Na decisão que mandou deflagrar a Carne Fraca, em 17 de março, o juiz também destacou trechos do diálogo entre Flávio Cassou e o fiscal Eraldo. Segundo o magistrado, "a emissão de certificados pelos servidores competentes do Ministério da Agricultura, Pecuária e Abastecimento deve cercar-se de prévio e rígido controle e verificação dos produtos a serem regularizados para venda/exportação".
"Nos casos de exportação, o responsável pela emissão deve acompanhar o carregamento dos contentores de exportação.
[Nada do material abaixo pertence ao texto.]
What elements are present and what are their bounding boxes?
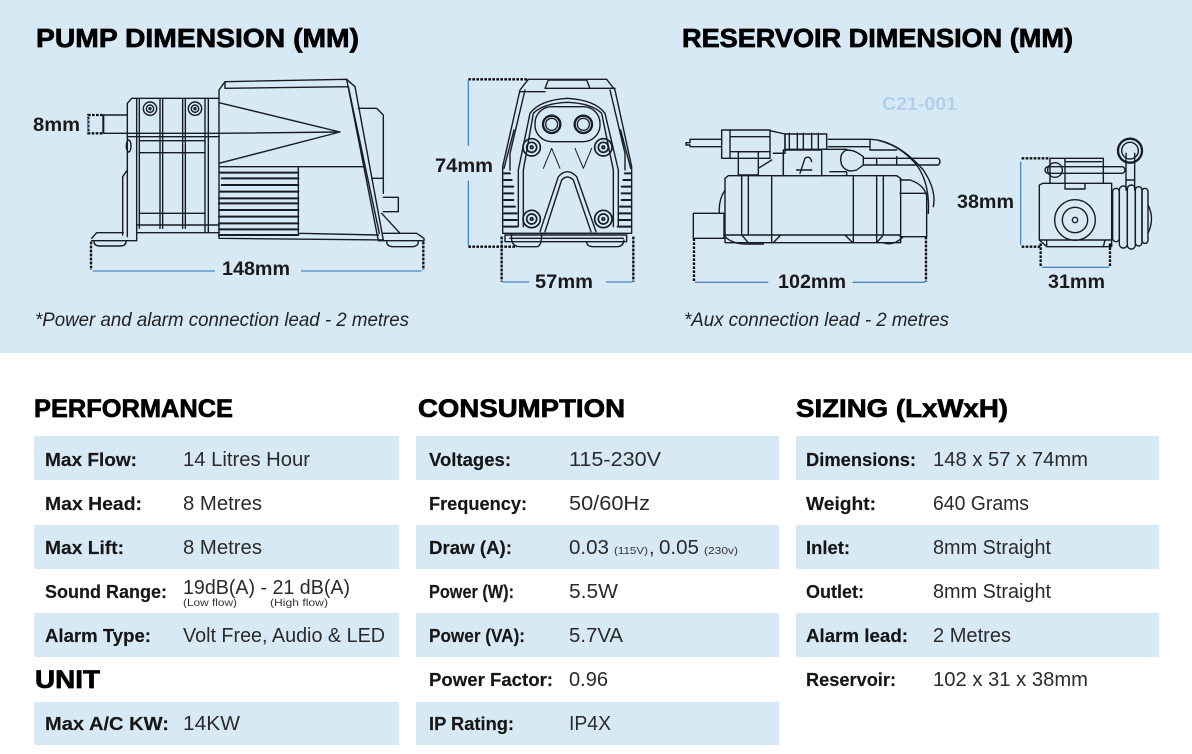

Infelizmente, não é o que se observou até o momento", observou Marcos Josegrei.
O juiz apontou para o "modus operandi".
"Quanto às exportações, a emissão de Certificado Sanitário Internacional também era feita de maneira puramente formal, havendo empresas, como a Seara, representada por Flávio Evers Cassou, que aceita até arriscar o não embarque da carga, devido à assinatura de certificados por fiscal não autorizado a tanto", anotou o magistrado.
A reportagem entrou em contato com o Ministério da Agricultura e deixou o espaço aberto para manifestação.
Pelo lado da JBS, a companhia informou que opera de acordo com a legislação e mantém rígidos padrões e processos para garantir a qualidade dos seus produtos. A empresa disse ainda que não compactua com qualquer desvio de conduta de seus funcionários e tomará as medidas cabíveis.